A Ph.D dissertation revealed novel blood biomarkers that reflect the vasoreactivity in the blood vessels present in the lungs and heart. With these new biomarkers, L-arginine and dimethylarginines, lung disease patients with pulmonary arterial hypertension (PAH) can potentially receive simpler diagnostics and better treatment evaluation.
Titled “Vardenafil and methylarginines in pulmonary hypertension,” the thesis by Anna Sandqvist at Umeå University in Sweden investigated the pharmacological effects and diagnostic utility of vardenafil (a vasodilator), which is included in the same pharma group as Viagra, in patients with pulmonary hypertension.
The study also evaluated the change in the biomarkers L-arginine and dimethylarginines (known to be involved in the inhibition of nitric oxide production, a vasodilator) before and during PAH-specific therapy in PAH patients compared to patients with left ventricular heart failure (LVHF) and healthy subjects.
“Vardenafil has a fast onset and powerful effect on the blood vessels of the lungs. But if vardenafil is used in combination with the endothelin receptor antagonist bosentan — another pharmaceutical often used by patients with PAH — the effect of treatment can be hampered and lead to the need of increasing the dosage of vardenafil. Therapeutic drug monitoring may thus become necessary to check the pharmaceutical concentrations in the blood in order to optimize the dosage,” Sandqvist, a doctoral student at the Department of Pharmacology and Clinical Neuroscience, said in a press release.

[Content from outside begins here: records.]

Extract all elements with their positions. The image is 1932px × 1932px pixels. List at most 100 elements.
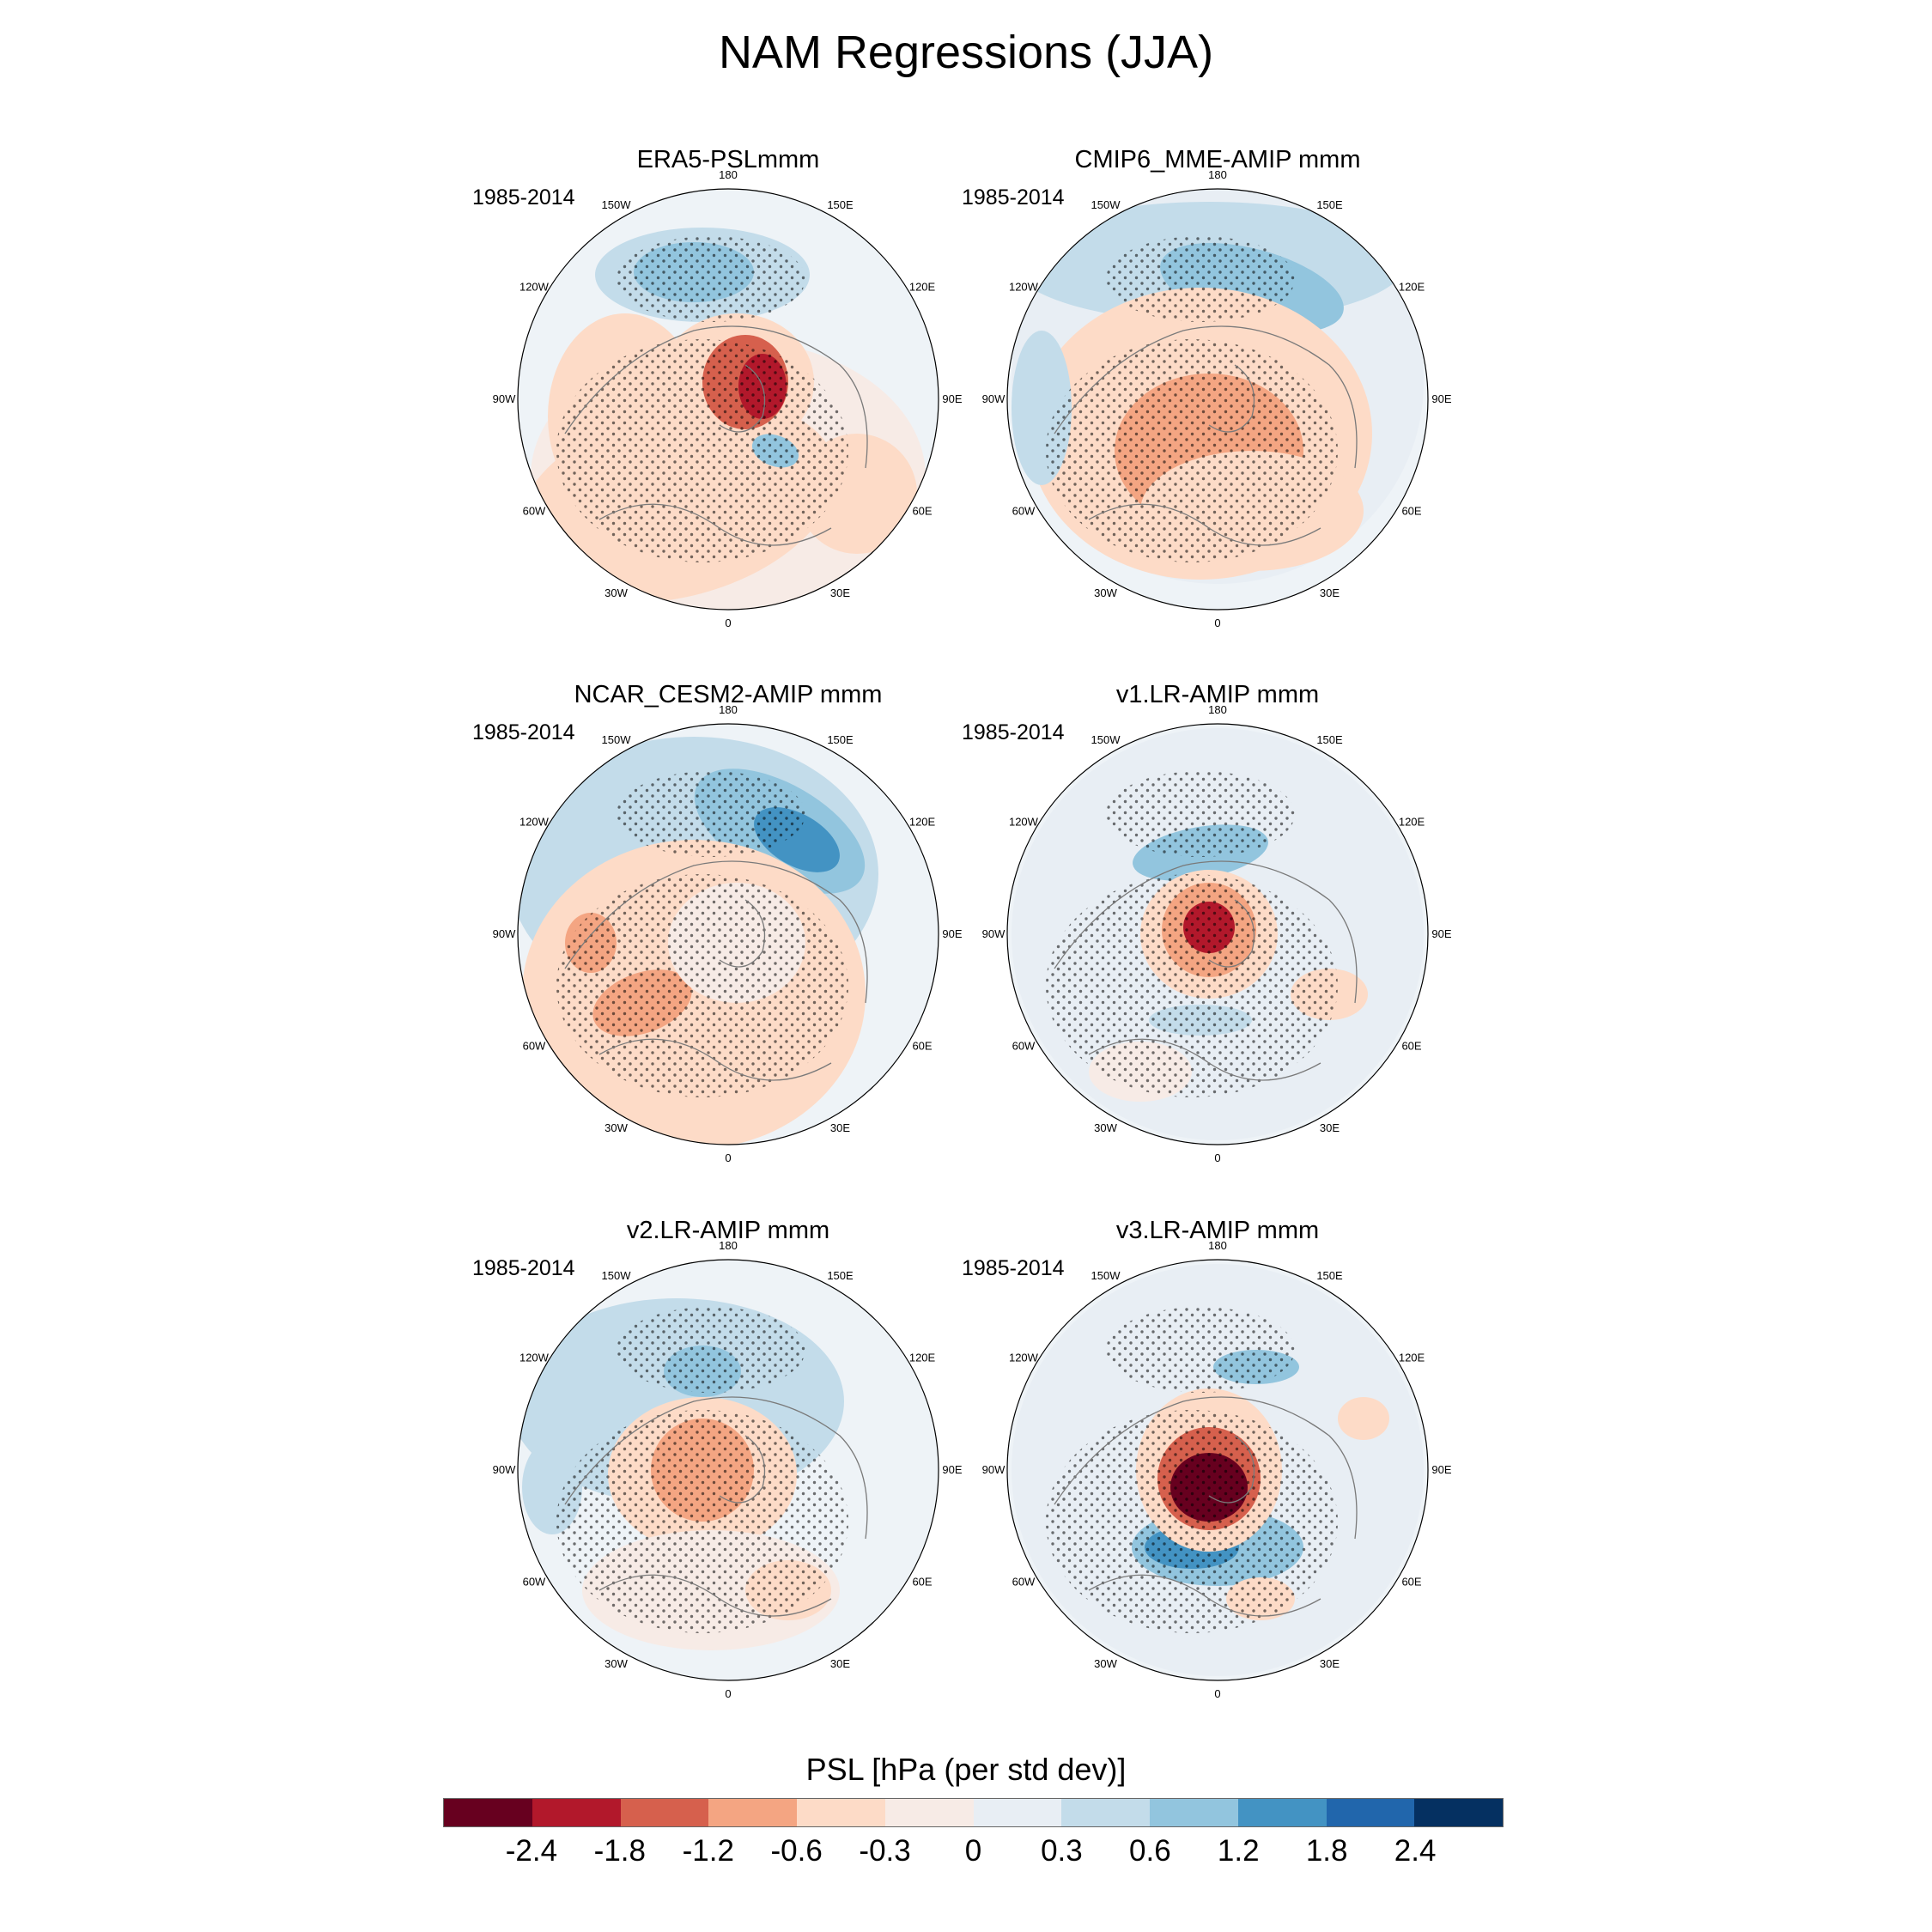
panel-period: 1985-2014	[472, 1256, 575, 1280]
colorbar-swatch	[973, 1799, 1062, 1826]
longitude-label: 120W	[1009, 1352, 1039, 1364]
map-boundary	[1006, 723, 1429, 1145]
colorbar-tick-label: -1.2	[682, 1834, 734, 1868]
colorbar-tick-label: 1.8	[1305, 1834, 1348, 1868]
colorbar-swatch	[1326, 1799, 1415, 1826]
colorbar-tick-label: 1.2	[1217, 1834, 1260, 1868]
longitude-label: 90E	[1431, 927, 1451, 940]
colorbar-tick-label: -2.4	[505, 1834, 558, 1868]
longitude-label: 0	[1214, 1687, 1220, 1700]
significance-stipple	[1046, 339, 1338, 562]
longitude-label: 30E	[830, 1657, 850, 1670]
longitude-label: 120W	[1009, 816, 1039, 829]
colorbar-swatch	[1150, 1799, 1238, 1826]
longitude-label: 120E	[1399, 816, 1425, 829]
longitude-label: 180	[1208, 168, 1227, 181]
longitude-label: 60W	[523, 505, 546, 518]
longitude-label: 30W	[1094, 1121, 1117, 1134]
significance-stipple	[617, 1307, 805, 1393]
significance-stipple	[1046, 1410, 1338, 1633]
panel-era5: ERA5-PSLmmm 1985-2014 180 150E 120E 90E 60E 3…	[472, 146, 963, 629]
colorbar-tick-label: 2.4	[1394, 1834, 1437, 1868]
longitude-label: 150W	[602, 1269, 632, 1282]
colorbar-swatch	[532, 1799, 621, 1826]
colorbar-swatch	[1061, 1799, 1150, 1826]
longitude-label: 90E	[942, 392, 962, 405]
significance-stipple	[556, 874, 848, 1097]
longitude-label: 150E	[1316, 198, 1343, 211]
longitude-label: 180	[719, 703, 738, 716]
longitude-label: 120E	[909, 281, 936, 294]
longitude-label: 30E	[830, 586, 850, 599]
panel-ncar-cesm2: NCAR_CESM2-AMIP mmm 1985-2014 180 150E 120…	[472, 681, 963, 1164]
colorbar-swatch	[1237, 1799, 1327, 1826]
longitude-label: 180	[719, 1239, 738, 1252]
significance-stipple	[556, 339, 848, 562]
longitude-label: 150W	[602, 733, 632, 746]
significance-stipple	[1106, 1307, 1295, 1393]
longitude-label: 90E	[1431, 392, 1451, 405]
longitude-label: 60W	[1012, 1040, 1036, 1053]
panel-v2-lr: v2.LR-AMIP mmm 1985-2014 180 150E 120E 90E 6…	[472, 1217, 963, 1700]
longitude-label: 150E	[1316, 733, 1343, 746]
longitude-label: 60E	[912, 505, 932, 518]
map-boundary	[1006, 188, 1429, 611]
longitude-label: 120E	[1399, 281, 1425, 294]
longitude-label: 60W	[523, 1040, 546, 1053]
polar-map: 180 150E 120E 90E 60E 30E 0 30W 60W 90W 120W 150W	[982, 703, 1452, 1164]
longitude-label: 180	[1208, 1239, 1227, 1252]
longitude-label: 30W	[605, 586, 628, 599]
polar-map: 180 150E 120E 90E 60E 30E 0 30W 60W 90W 120W 150W	[493, 1239, 963, 1700]
panel-period: 1985-2014	[962, 185, 1065, 210]
panel-v1-lr: v1.LR-AMIP mmm 1985-2014 180 150E 120E 90E 6…	[962, 681, 1452, 1164]
longitude-label: 90W	[493, 1463, 516, 1476]
longitude-label: 150E	[827, 733, 854, 746]
map-boundary	[517, 188, 939, 611]
longitude-label: 150E	[1316, 1269, 1343, 1282]
longitude-label: 60E	[912, 1040, 932, 1053]
longitude-label: 180	[719, 168, 738, 181]
significance-stipple	[1106, 236, 1295, 322]
longitude-label: 90E	[942, 1463, 962, 1476]
longitude-label: 90E	[1431, 1463, 1451, 1476]
colorbar-tick-label: -1.8	[593, 1834, 646, 1868]
longitude-label: 180	[1208, 703, 1227, 716]
longitude-label: 30W	[1094, 1657, 1117, 1670]
longitude-label: 30E	[1320, 586, 1340, 599]
longitude-label: 150W	[1091, 198, 1121, 211]
longitude-label: 150E	[827, 1269, 854, 1282]
coastline	[1054, 860, 1358, 1081]
longitude-label: 120W	[519, 1352, 550, 1364]
colorbar-tick-label: -0.6	[770, 1834, 823, 1868]
colorbar-swatch	[708, 1799, 797, 1826]
colorbar-tick-label: 0	[964, 1834, 982, 1868]
colorbar-swatch	[1414, 1799, 1503, 1826]
panel-period: 1985-2014	[472, 720, 575, 744]
longitude-label: 150W	[1091, 733, 1121, 746]
colorbar-title: PSL [hPa (per std dev)]	[805, 1752, 1127, 1787]
panel-period: 1985-2014	[962, 1256, 1065, 1280]
map-boundary	[517, 723, 939, 1145]
colorbar-swatch	[620, 1799, 709, 1826]
main-title: NAM Regressions (JJA)	[718, 27, 1214, 78]
longitude-label: 30E	[1320, 1121, 1340, 1134]
significance-stipple	[1106, 771, 1295, 857]
longitude-label: 60W	[1012, 1576, 1036, 1589]
longitude-label: 90W	[982, 392, 1005, 405]
longitude-label: 90W	[493, 392, 516, 405]
longitude-label: 30E	[1320, 1657, 1340, 1670]
longitude-label: 60E	[912, 1576, 932, 1589]
longitude-label: 120W	[519, 816, 550, 829]
coastline	[564, 325, 868, 546]
longitude-label: 90E	[942, 927, 962, 940]
polar-map: 180 150E 120E 90E 60E 30E 0 30W 60W 90W 120W 150W	[982, 1239, 1452, 1700]
polar-map: 180 150E 120E 90E 60E 30E 0 30W 60W 90W 120W 150W	[982, 168, 1452, 629]
longitude-label: 90W	[982, 927, 1005, 940]
longitude-label: 60E	[1401, 1040, 1421, 1053]
longitude-label: 0	[725, 617, 731, 629]
map-boundary	[1006, 1259, 1429, 1681]
panel-title: CMIP6_MME-AMIP mmm	[1074, 146, 1361, 173]
longitude-label: 0	[725, 1151, 731, 1164]
colorbar-swatch	[444, 1799, 532, 1826]
colorbar	[443, 1798, 1504, 1827]
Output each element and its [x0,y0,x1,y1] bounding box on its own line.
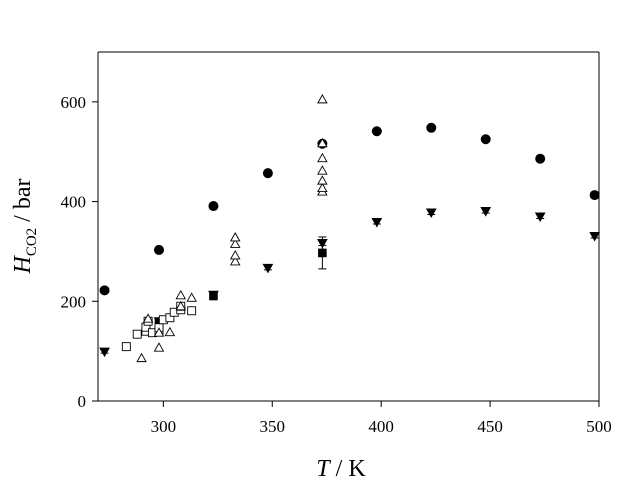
data-point-triangle-down-filled [480,207,492,217]
data-point-triangle-up-open [317,93,328,104]
data-point-circle-filled [99,285,110,296]
data-point-triangle-up-open [153,342,165,352]
data-point-triangle-up-open [164,326,176,337]
data-point-circle-filled [426,122,437,133]
data-point-triangle-down-filled [99,347,110,358]
x-axis-unit: / K [330,456,367,482]
data-point-triangle-up-open [142,313,154,323]
data-point-triangle-down-filled [262,263,274,274]
x-tick-label: 500 [586,417,612,436]
x-axis-symbol: T [316,456,331,482]
y-axis-unit: / bar [10,178,36,227]
data-point-triangle-down-filled [589,231,600,242]
x-tick-label: 350 [260,417,286,436]
x-tick-label: 400 [368,417,394,436]
data-marks [99,93,600,363]
data-point-triangle-up-open [229,255,241,266]
data-point-triangle-down-filled [425,208,437,219]
x-axis-label: T / K [316,456,366,482]
data-point-circle-filled [262,168,273,179]
data-point-square-filled [318,248,327,258]
data-point-circle-filled [208,201,219,212]
data-point-circle-filled [535,153,546,164]
plot-area [97,51,600,402]
x-tick-label: 450 [477,417,503,436]
data-point-triangle-up-open [175,300,187,311]
data-point-triangle-down-filled [371,218,383,228]
y-tick-label: 0 [78,392,87,411]
data-point-triangle-up-open [317,175,328,185]
data-point-circle-filled [589,190,600,201]
y-tick-label: 400 [61,193,87,212]
y-tick-label: 200 [61,292,87,311]
data-point-square-open [187,306,197,316]
data-point-triangle-up-open [317,182,328,193]
data-point-triangle-up-open [229,238,241,248]
data-point-triangle-up-open [229,249,241,260]
data-point-circle-filled [153,244,164,255]
data-point-triangle-up-open [186,292,197,302]
y-axis-symbol: H [10,255,36,275]
data-point-triangle-up-open [317,137,328,148]
data-point-triangle-down-filled [534,212,546,223]
data-point-triangle-up-open [317,165,328,175]
data-point-circle-filled [371,126,382,137]
data-point-square-open [121,342,131,352]
data-point-square-filled [209,291,218,301]
data-point-triangle-up-open [175,289,187,300]
x-tick-label: 300 [151,417,177,436]
data-point-circle-filled [480,134,491,145]
axis-ticks: 300 350 400 450 500 0 200 400 600 [61,93,612,436]
y-axis-subscript: CO2 [24,228,40,256]
y-axis-label: HCO2 / bar [10,178,40,274]
data-point-triangle-up-open [317,152,328,163]
data-point-triangle-up-open [136,352,147,363]
y-tick-label: 600 [61,93,87,112]
data-point-triangle-up-open [229,232,241,242]
data-point-square-open [132,329,142,339]
data-point-triangle-up-open [153,327,165,337]
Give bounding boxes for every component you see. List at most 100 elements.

PAH is a serious, rare lung and heart disease that damages the smallest branches of the lungs’ arteries. The arteries become stiff and thickened, decreasing the blood flow and leading to hypertension – an increase in blood pressure. This process also leads to hypoxia – a deprivation of adequate oxygen supply – as both the lungs and the heart are affected, sometimes leading to right heart failure.
There are currently only a few methods for treatment and evaluation for PAH, and the condition has a less promising prognosis than several cancers. PAH patients usually receive medication that reduces the pulmonary artery pressure by dilating the blood vessels.
“We have discovered that the biomarkers that we have investigated have a particularly high diagnostic value in PAH by comparing with heart failure and healthy individuals,” Sandqvist said. “These biomarkers have the potential to be used as a routine diagnostic strategy and in the evaluation of PAH patients. Since the levels of these markers in the blood are reflecting the clinical efficacy of PAH-specific medical treatment, there is good hope that they soon can be used routinely to measure treatment response. The results are so far based on around 20 PAH patients, which means that more research is necessary on larger patient groups.”
Sandqvist is scheduled to defend her Ph.D dissertation on Jan. 22.